In seguito gli “impegnati” si disimpegnano, mentre Baglioni allunga il suo talento su tutti i temi della modernità, pur continuando a darmi una mano, parlando con linguaggi che posso capire (e sommamente ammirare) dei temi a me più ostici delle emozioni, delle intimità, del sangue e della carne.

Diventerà il più bravo. Lo percepirò meritevole del titolo di “vate” che si dette a Carducci. Lo seguirò ovunque con l’affetto che si deve a un fratello e con l’orgogliosa percezione di condividere il mio tempo di vita con uno dei grandi di una storia della nostra lingua e della nostra arte che comincia 700 anni fa con Dante e arriva a lui in poche decine di passaggi.

Oggi le barriere non sono più così nette. “Impegno” può intendersi come una forma progressista di educazione sentimentale, etica, ambientale, civica, sessuale. Si può fare la rivoluzione non solo perseguendo un grande obiettivo di trasformazione del sistema economico. Si possono condurre anche rivoluzioni personali, di coppia, di famiglia, di piccole comunità aziendali, sportive, di volontariato…. E, tante volte, sono proprio le parole dei cantanti più capaci e popolari ad ispirarle.
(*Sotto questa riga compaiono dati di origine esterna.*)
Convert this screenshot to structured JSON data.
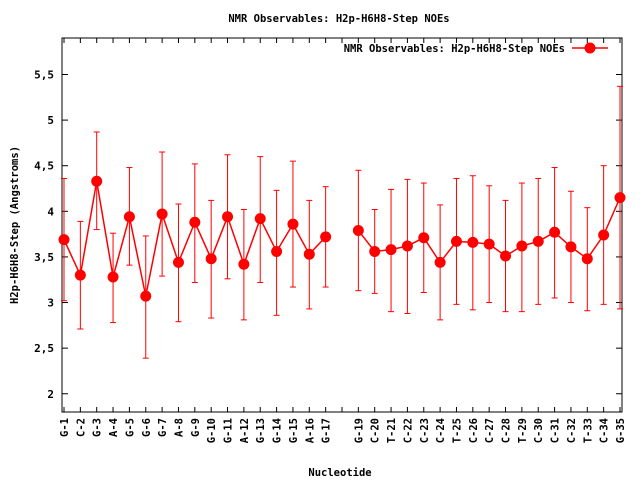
{
  "chart_data": {
    "type": "line",
    "title": "NMR Observables: H2p-H6H8-Step NOEs",
    "xlabel": "Nucleotide",
    "ylabel": "H2p-H6H8-Step (Angstroms)",
    "ylim": [
      1.8,
      5.9
    ],
    "yticks": [
      "2",
      "2.5",
      "3",
      "3.5",
      "4",
      "4.5",
      "5",
      "5.5"
    ],
    "grid": false,
    "legend": {
      "position": "top-right",
      "label": "NMR Observables: H2p-H6H8-Step NOEs"
    },
    "categories": [
      "G-1",
      "C-2",
      "G-3",
      "A-4",
      "G-5",
      "G-6",
      "G-7",
      "A-8",
      "G-9",
      "G-10",
      "G-11",
      "A-12",
      "G-13",
      "G-14",
      "G-15",
      "A-16",
      "G-17",
      "",
      "G-19",
      "C-20",
      "T-21",
      "C-22",
      "C-23",
      "C-24",
      "T-25",
      "C-26",
      "C-27",
      "C-28",
      "T-29",
      "C-30",
      "C-31",
      "C-32",
      "T-33",
      "C-34",
      "G-35"
    ],
    "series": [
      {
        "name": "NMR Observables: H2p-H6H8-Step NOEs",
        "color": "#ff0000",
        "values": [
          3.69,
          3.3,
          4.33,
          3.28,
          3.94,
          3.07,
          3.97,
          3.44,
          3.88,
          3.48,
          3.94,
          3.42,
          3.92,
          3.56,
          3.86,
          3.53,
          3.72,
          null,
          3.79,
          3.56,
          3.58,
          3.62,
          3.71,
          3.44,
          3.67,
          3.66,
          3.64,
          3.51,
          3.62,
          3.67,
          3.77,
          3.61,
          3.48,
          3.74,
          4.15
        ],
        "err_low": [
          3.02,
          2.71,
          3.8,
          2.78,
          3.41,
          2.39,
          3.29,
          2.79,
          3.22,
          2.83,
          3.26,
          2.81,
          3.22,
          2.86,
          3.17,
          2.93,
          3.17,
          null,
          3.13,
          3.1,
          2.9,
          2.88,
          3.11,
          2.81,
          2.98,
          2.92,
          3.0,
          2.9,
          2.9,
          2.98,
          3.05,
          3.0,
          2.91,
          2.98,
          2.93
        ],
        "err_high": [
          4.36,
          3.89,
          4.87,
          3.76,
          4.48,
          3.73,
          4.65,
          4.08,
          4.52,
          4.12,
          4.62,
          4.02,
          4.6,
          4.23,
          4.55,
          4.12,
          4.27,
          null,
          4.45,
          4.02,
          4.24,
          4.35,
          4.31,
          4.07,
          4.36,
          4.39,
          4.28,
          4.12,
          4.31,
          4.36,
          4.48,
          4.22,
          4.04,
          4.5,
          5.37
        ]
      }
    ]
  }
}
Nel 1989 i concerti di Bruce Springsteen e di altre rock star, tenuti a Berlino Ovest, e amplificati in modo da poter essere sentiti anche all’Est, saranno carburante per l’incendio della rivoluzione pacifica che abbatterà il Muro e la Cortina di Ferro.

“Una canzone non potrà mai cambiar la vita…” Forse quella volta il “maestro” Claudio si era sbagliato. Forse si può. Strada facendo, di esempi, ne abbiamo visti molti.